Co-Translating Marguerite Duras


Olivia Baes ’13 (in Comparative Literature & English) and G’14  and Emma Ramadan G’14 bonded over a shared love of French author Marguerite Duras while studying for an MA in Cultural Translation at AUP. Their second published co-translation of Duras’s work, The Easy Life, has achieved critical acclaim in both The Guardian and The New Yorker.

What are your abiding memories of your time at AUP?

Emma Ramadan: I remember vividly what it felt like in the classroom. The professors took us very seriously, and the texts we were given challenged us. That was special because it allowed me to assume my own intelligence and learn how to fight through difficult problems.

Olivia Baes: Our professors also encouraged us to follow our interests. Daniel Medin, for example, found out that I’d had Catalan as a language as a kid, so he introduced me to this great Catalan author called Mercè Rodoreda. Now that I live in Catalonia and have relearned Catalan, she’s one of my favorite authors. Being steeped in the culture is so important to my life.

Emma: What AUP fosters is really special. It attracts people who want to be in the spaces that exist between cultures and languages. The framework we used in class taught us to play with language in new ways; it even challenged us to reconsider what we thought language was.

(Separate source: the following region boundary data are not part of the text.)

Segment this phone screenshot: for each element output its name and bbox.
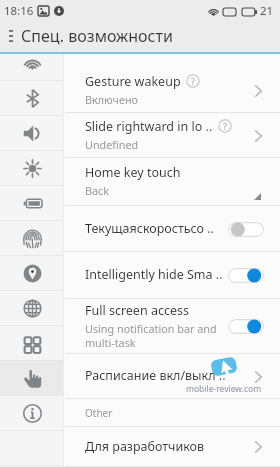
button[interactable]: Intelligently hide Sma .. — [65, 252, 280, 299]
staticText: ? — [223, 120, 227, 132]
button[interactable]: Toggle — [228, 319, 264, 334]
staticText: Other — [85, 406, 113, 420]
staticText: Using notification bar and multi-task — [85, 321, 217, 350]
button[interactable]: Текущаяскоростьсо .. — [65, 206, 280, 252]
button[interactable]: vol — [0, 116, 64, 151]
button[interactable]: hand — [0, 361, 64, 396]
staticText: Спец. возможности — [21, 25, 173, 47]
staticText: Intelligently hide Sma .. — [85, 266, 223, 283]
button[interactable]: Gesture wakeup — [65, 68, 280, 113]
button[interactable]: Toggle — [228, 222, 264, 237]
button[interactable]: bt — [0, 81, 64, 116]
staticText: mobile-review.com — [186, 383, 262, 395]
button[interactable]: info — [0, 396, 64, 431]
button[interactable]: wifi — [0, 46, 64, 81]
button[interactable]: Toggle — [228, 268, 264, 283]
button[interactable]: grid — [0, 326, 64, 361]
staticText: Gesture wakeup — [85, 73, 181, 90]
staticText: Slide rightward in lo .. — [85, 118, 213, 135]
staticText: Включено — [85, 92, 138, 107]
staticText: 18:16 — [4, 3, 34, 19]
staticText: Home key touch — [85, 164, 181, 181]
staticText: 21 — [260, 3, 274, 19]
staticText: ? — [191, 75, 195, 87]
button[interactable]: globe — [0, 291, 64, 326]
button[interactable]: Для разработчиков — [65, 427, 280, 467]
button[interactable]: Menu — [0, 22, 21, 50]
button[interactable]: Full screen access — [65, 299, 280, 354]
staticText: Full screen access — [85, 302, 189, 319]
button[interactable]: Slide rightward in lo .. — [65, 113, 280, 158]
button[interactable]: sun — [0, 151, 64, 186]
staticText: Undefined — [85, 137, 139, 152]
staticText: Текущаяскоростьсо .. — [85, 220, 214, 237]
button[interactable]: pin — [0, 256, 64, 291]
button[interactable]: bat — [0, 186, 64, 221]
staticText: Расписание вкл/выкл .. — [85, 367, 226, 384]
button[interactable]: finger — [0, 221, 64, 256]
button[interactable]: Расписание вкл/выкл .. — [65, 354, 280, 399]
staticText: Для разработчиков — [85, 438, 205, 455]
button[interactable]: Home key touch — [65, 158, 280, 206]
staticText: Back — [85, 183, 110, 198]
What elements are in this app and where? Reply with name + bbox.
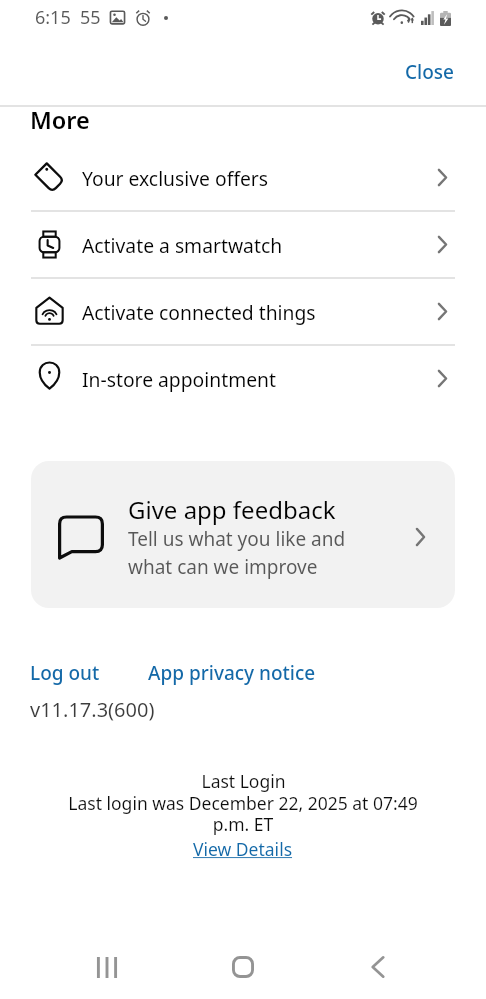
staticText: Your exclusive offers xyxy=(82,165,269,191)
staticText: App privacy notice xyxy=(148,660,316,686)
staticText: Log out xyxy=(30,660,100,686)
staticText: View Details xyxy=(193,837,293,861)
staticText: Tell us what you like and what can we im… xyxy=(128,526,356,580)
button[interactable]: Activate connected things xyxy=(0,279,486,346)
staticText: Activate a smartwatch xyxy=(82,232,283,258)
button[interactable]: Give app feedback xyxy=(31,461,455,608)
staticText: Last Login xyxy=(201,769,286,793)
staticText: 55 xyxy=(80,5,101,30)
staticText: Close xyxy=(405,59,454,85)
button[interactable]: Home xyxy=(216,941,270,993)
staticText: Give app feedback xyxy=(128,493,336,526)
button[interactable]: Log out xyxy=(22,652,108,694)
staticText: Activate connected things xyxy=(82,299,316,325)
button[interactable]: Your exclusive offers xyxy=(0,145,486,212)
button[interactable]: View Details xyxy=(183,831,303,867)
button[interactable]: Back xyxy=(351,941,405,993)
staticText: More xyxy=(30,104,90,136)
button[interactable]: Activate a smartwatch xyxy=(0,212,486,279)
staticText: 6:15 xyxy=(35,5,71,30)
button[interactable]: Close xyxy=(373,53,486,91)
staticText: v11.17.3(600) xyxy=(30,696,155,723)
button[interactable]: Recent apps xyxy=(80,941,134,993)
button[interactable]: In-store appointment xyxy=(0,346,486,411)
button[interactable]: App privacy notice xyxy=(140,652,324,694)
staticText: In-store appointment xyxy=(82,366,276,392)
staticText: Last login was December 22, 2025 at 07:4… xyxy=(63,791,423,836)
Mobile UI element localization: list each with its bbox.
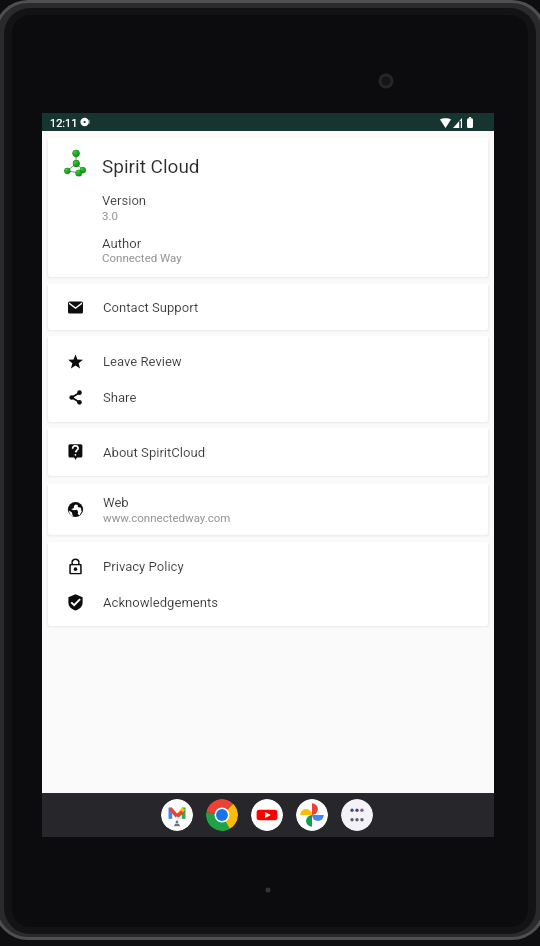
staticText: Spirit Cloud	[102, 155, 200, 177]
staticText: Author	[102, 236, 142, 251]
button[interactable]: All apps	[341, 799, 373, 831]
staticText: 12:11	[50, 117, 78, 130]
staticText: Contact Support	[103, 300, 199, 315]
staticText: Share	[103, 390, 137, 405]
staticText: About SpiritCloud	[103, 445, 206, 460]
staticText: www.connectedway.com	[103, 511, 231, 524]
button[interactable]: About SpiritCloud	[48, 434, 488, 470]
button[interactable]: Leave Review	[48, 343, 488, 379]
staticText: Connected Way	[102, 251, 182, 264]
button[interactable]: Acknowledgements	[48, 584, 488, 620]
staticText: Leave Review	[103, 354, 182, 369]
staticText: Acknowledgements	[103, 595, 219, 610]
button[interactable]: Web	[48, 491, 488, 528]
button[interactable]: Gmail	[161, 799, 193, 831]
button[interactable]: Privacy Policy	[48, 548, 488, 584]
button[interactable]: Share	[48, 379, 488, 415]
button[interactable]: Photos	[296, 799, 328, 831]
button[interactable]: Contact Support	[48, 289, 488, 325]
staticText: Version	[102, 193, 147, 208]
button[interactable]: Chrome	[206, 799, 238, 831]
button[interactable]: YouTube	[251, 799, 283, 831]
staticText: Web	[103, 495, 129, 510]
staticText: Privacy Policy	[103, 559, 184, 574]
staticText: 3.0	[102, 209, 118, 222]
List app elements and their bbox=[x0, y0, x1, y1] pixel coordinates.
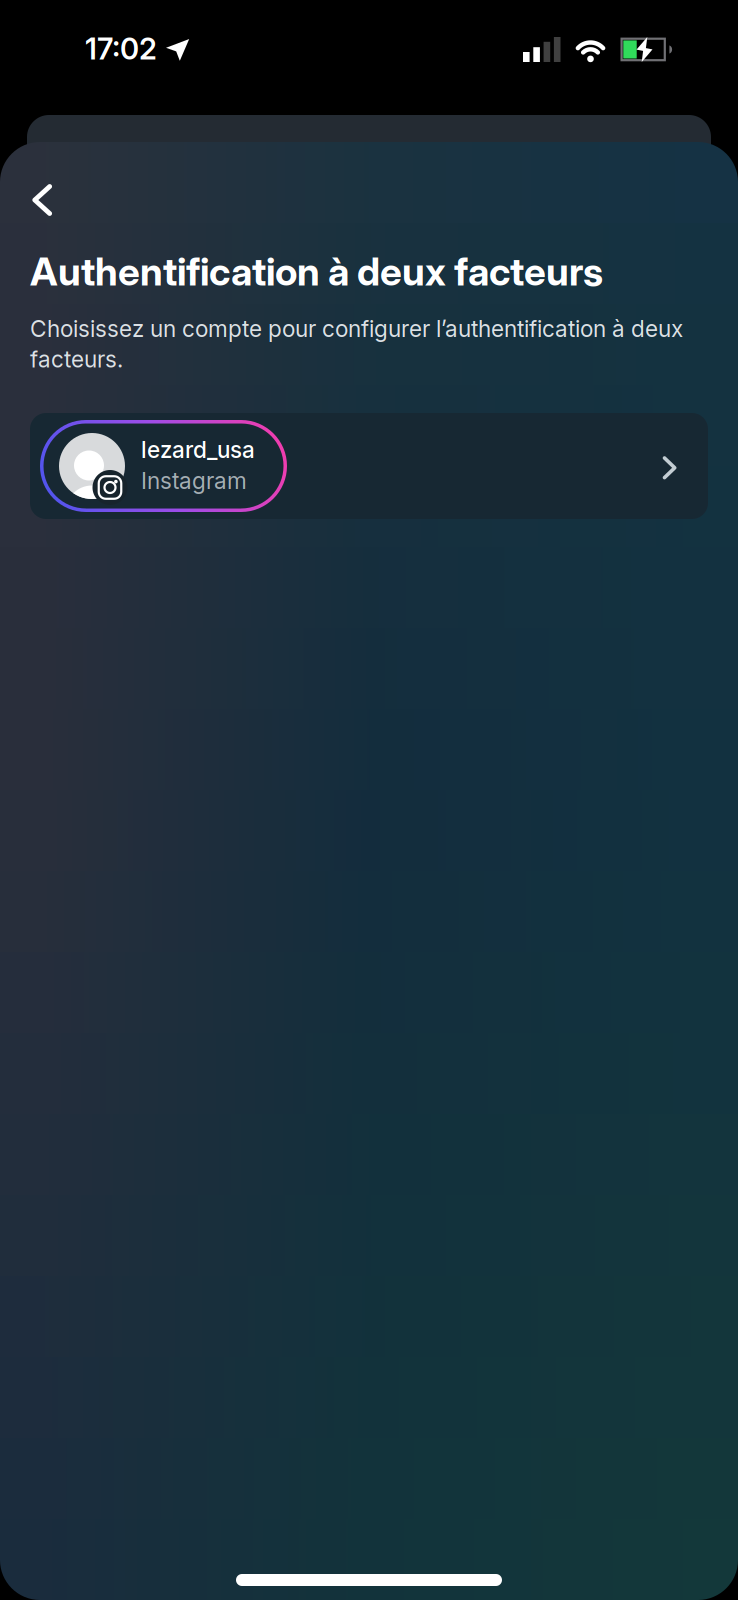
button[interactable]: lezard_usa bbox=[30, 413, 708, 519]
button[interactable]: Retour bbox=[16, 174, 72, 226]
staticText: Choisissez un compte pour configurer l’a… bbox=[30, 315, 683, 373]
staticText: Authentification à deux facteurs bbox=[30, 248, 603, 295]
staticText: lezard_usa bbox=[141, 436, 255, 463]
staticText: 17:02 bbox=[85, 31, 157, 66]
staticText: Instagram bbox=[141, 467, 247, 494]
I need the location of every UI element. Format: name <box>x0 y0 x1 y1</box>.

What made you want to work on translating Duras together?

Emma: The desire to do so was born very early in our friendship. We’d both come into the master’s program having grown up reading Duras.

Olivia: We identified with the intensity and obsession that runs through her work. There’s something about the way she tells stories through her female characters that made us discover new things about ourselves. We both wanted to inhabit her writing as much as we could.

Emma: Not only did we have similar tastes, but it became increasingly clear we had similar translation philosophies too, due to how often we aligned on things in class. I discovered a story by Duras that had never been translated before called L’été 80, or Summer 80. I asked Olivia if she wanted to work on it together after we finished our program. It turned into a collection of Duras’s works called Me & Other Writing. It was an intense project! But after it was published, we started work on The Easy Life almost immediately because we wanted to keep collaborating.

Olivia: My co-translations with Emma are some of the most formative work I’ve ever done. We each had a powerful connection to the author, but the process of co-translation also led to this beautiful connection between us. Our little love triangle with Marguerite Duras!

What makes co-translation different?

Emma: Co-translation requires a level of mutual understanding and a willingness to negotiate. You have to believe that negotiating will make the translation stronger than if you had done it alone. It requires letting go of some of the authority you might have had over the text.

Olivia: It helps that we prioritize the same things in our translations, such as Duras’s use of rhythm.

Emma: Our approach has always been to split the text in half and then switch and edit each other’s translations. Then we have a series of arguments over video call! We’re able to have those disagreements in a playful way, because we know we have the same voice for Duras in our heads. I have a lot of faith in and admiration for my co-translator.

Olivia: When you translate alone, you’re not going into the same depth. At the end of the day, what I love about creative work is being able to discuss it with someone who takes it as seriously as I do. Emma and I have such challenging conversations about a single word or comma! We’re behind the scenes of French and English, and it’s so exciting to breathe in that passion for language together.

Emma and Olivia hope to collaborate on further Duras translations in the future, but in the meantime are pursuing solo work. Emma’s forthcoming translations include My Husband by Maud Ventura and My Great Arab Melancholy by Lamia Ziadé, while Olivia is developing a feature film, Sirena, with Barcelona-based production company 15L Films, as well as curating her late father’s photography archive.